SPRING SLIP: Central Texas home sales slide in March


Highlights

Austin-area median price rises to $295,787, up 5.6 %

City of Austin home sales up 1.2 %; median jumps 12.6 percent, to $371,606.

Home sales in the Austin metro area dipped in March year-over-year, while the median home-sales price climbed more than 5 percent, the latest figures show.

The Austin Board of Realtors said 2,509 homes changed hands last month, down 1.4 percent from March 2016. Half of the residences sold for more than $295,767 and half for less, for a 5.6 percent rise in the median sales price, the board said.

Within Austin’s city limits, sales were up 1.2 percent year-over-year and the median price jumped 12.6 percent, to $371,606, the board said.

Local real estate firms, meanwhile, said they haven’t noticed much of a slowdown, despite the Austin Board of Realtors’ new report.

Byron “Buddy” Schilling, president of JB Goodwin Realtors in Austin, said he is “shocked” to hear the board reported a sales decline for March.

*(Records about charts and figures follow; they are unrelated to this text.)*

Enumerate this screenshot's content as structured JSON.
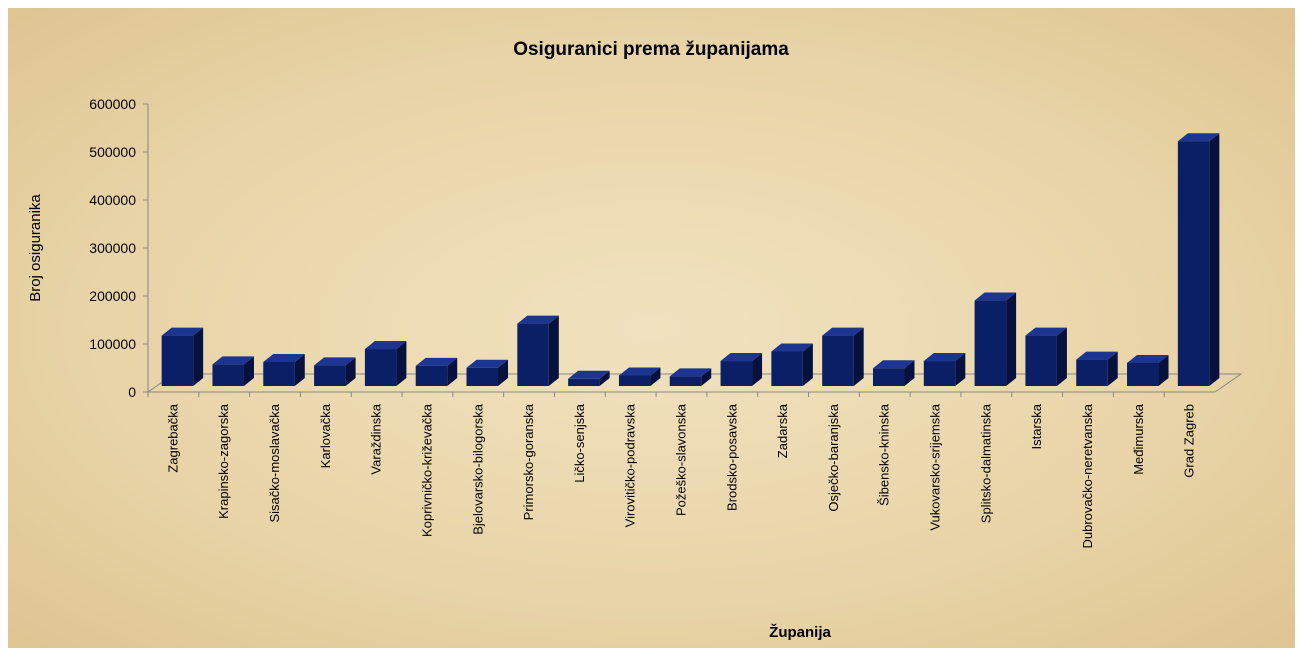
{
  "chart_data": {
    "type": "bar",
    "title": "Osiguranici prema županijama",
    "x_label": "Županija",
    "y_label": "Broj osiguranika",
    "categories": [
      "Zagrebačka",
      "Krapinsko-zagorska",
      "Sisačko-moslavačka",
      "Karlovačka",
      "Varaždinska",
      "Koprivničko-križevačka",
      "Bjelovarsko-bilogorska",
      "Primorsko-goranska",
      "Ličko-senjska",
      "Virovitičko-podravska",
      "Požeško-slavonska",
      "Brodsko-posavska",
      "Zadarska",
      "Osječko-baranjska",
      "Šibensko-kninska",
      "Vukovarsko-srijemska",
      "Splitsko-dalmatinska",
      "Istarska",
      "Dubrovačko-neretvanska",
      "Međimurska",
      "Grad Zagreb"
    ],
    "values": [
      105000,
      45000,
      50000,
      43000,
      77000,
      42000,
      38000,
      130000,
      15000,
      22000,
      20000,
      52000,
      72000,
      105000,
      37000,
      52000,
      178000,
      105000,
      55000,
      48000,
      510000
    ],
    "color": "#0b1f66",
    "ylim": [
      0,
      600000
    ],
    "yticks": [
      0,
      100000,
      200000,
      300000,
      400000,
      500000,
      600000
    ]
  }
}
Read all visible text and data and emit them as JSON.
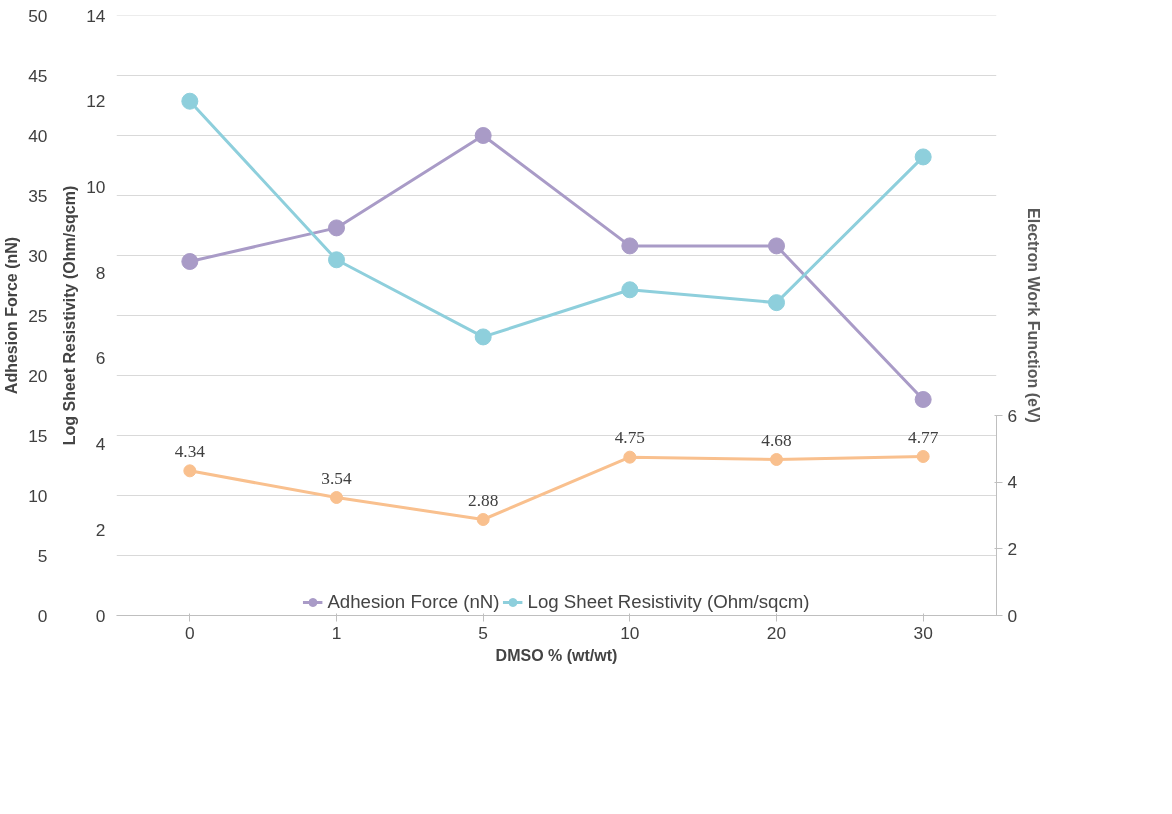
{
  "chart_data": {
    "type": "line",
    "xlabel": "DMSO % (wt/wt)",
    "ylabel": "Log Sheet Resistivity (Ohm/sqcm)",
    "y2label": "Adhesion Force (nN)",
    "y3label": "Electron Work Function (eV)",
    "categories": [
      "0",
      "1",
      "5",
      "10",
      "20",
      "30"
    ],
    "ylim": [
      0,
      14
    ],
    "yticks": [
      0,
      2,
      4,
      6,
      8,
      10,
      12,
      14
    ],
    "y2lim": [
      0,
      50
    ],
    "y2ticks": [
      0,
      5,
      10,
      15,
      20,
      25,
      30,
      35,
      40,
      45,
      50
    ],
    "y3lim": [
      0,
      6
    ],
    "y3ticks": [
      0,
      2,
      4,
      6
    ],
    "grid": "y2",
    "legend": "bottom",
    "marker": "circle",
    "line_style": "solid",
    "series": [
      {
        "name": "Adhesion Force (nN)",
        "color": "#a99bc7",
        "axis": "y2",
        "values": [
          29.5,
          32.3,
          40.0,
          30.8,
          30.8,
          18.0
        ]
      },
      {
        "name": "Log Sheet Resistivity (Ohm/sqcm)",
        "color": "#8ecfdc",
        "axis": "y",
        "values": [
          12.0,
          8.3,
          6.5,
          7.6,
          7.3,
          10.7
        ]
      },
      {
        "color": "#f9c08e",
        "axis": "y3",
        "values": [
          4.34,
          3.54,
          2.88,
          4.75,
          4.68,
          4.77
        ],
        "value_labels": [
          "4.34",
          "3.54",
          "2.88",
          "4.75",
          "4.68",
          "4.77"
        ]
      }
    ]
  }
}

“We were crazy busy,” Schilling said of JB Goodwin, noting that the firm’s sales were up 16 percent companywide last month. “I really have no explanation for the disconnect between what we are experiencing in the marketplace and what the board is reporting.”

Carlos Ojeda, a real estate broker with Realty Austin, said northwest areas including Cedar Park, Crystal Falls and Liberty Hill continue to sizzle.

“The RM 1431 corridor is one of the main draws for these areas,” Ojeda said. “This area’s market is hot, with many homes going under contract in one day. New and resale homes are reaching record prices in these areas because buyers can afford more home and land, in good locations within great school districts.”

In the market overall, “there is still substantially more demand than there is supply for homes in the area under $350,000 to $400,000,” said Adam Walker, a broker associate with Realty Austin. “Homes that are prepared well and priced appropriately are getting multiple offers and often times selling for more than the list price. I expect to see prices increase throughout the year.”

Gay Puckett, a broker associate with JB Goodwin, said the inventory of available housing locally is still half of what a healthy supply would be.

Not only were JB Goodwin’s sales up double-digits in March, but the firm’s relocation division “is busy helping many more incoming employees here, due to increased corporate hiring,” Puckett said.

“So as long as companies like the business environment and create jobs, there will be a need for housing,” Puckett said. “Sellers are very happy with this situation. There just are not enough sellers to go around.”

Dane Carter, a real estate agent with TCP (Texas Capital Properties) Real Estate in Austin, said he doesn’t see the market cooling off any time soon.

“It’s as busy as it’s been and I think it’s going to continue to go that way,” Carter said. He said he and a buyer client recently put in a “best and final” offer over asking price, “and we were the third or fourth best offer. And that’s just one example. A lot of homes are selling well over asking price. It’s very competitive. It’s definitely a sellers’ market.”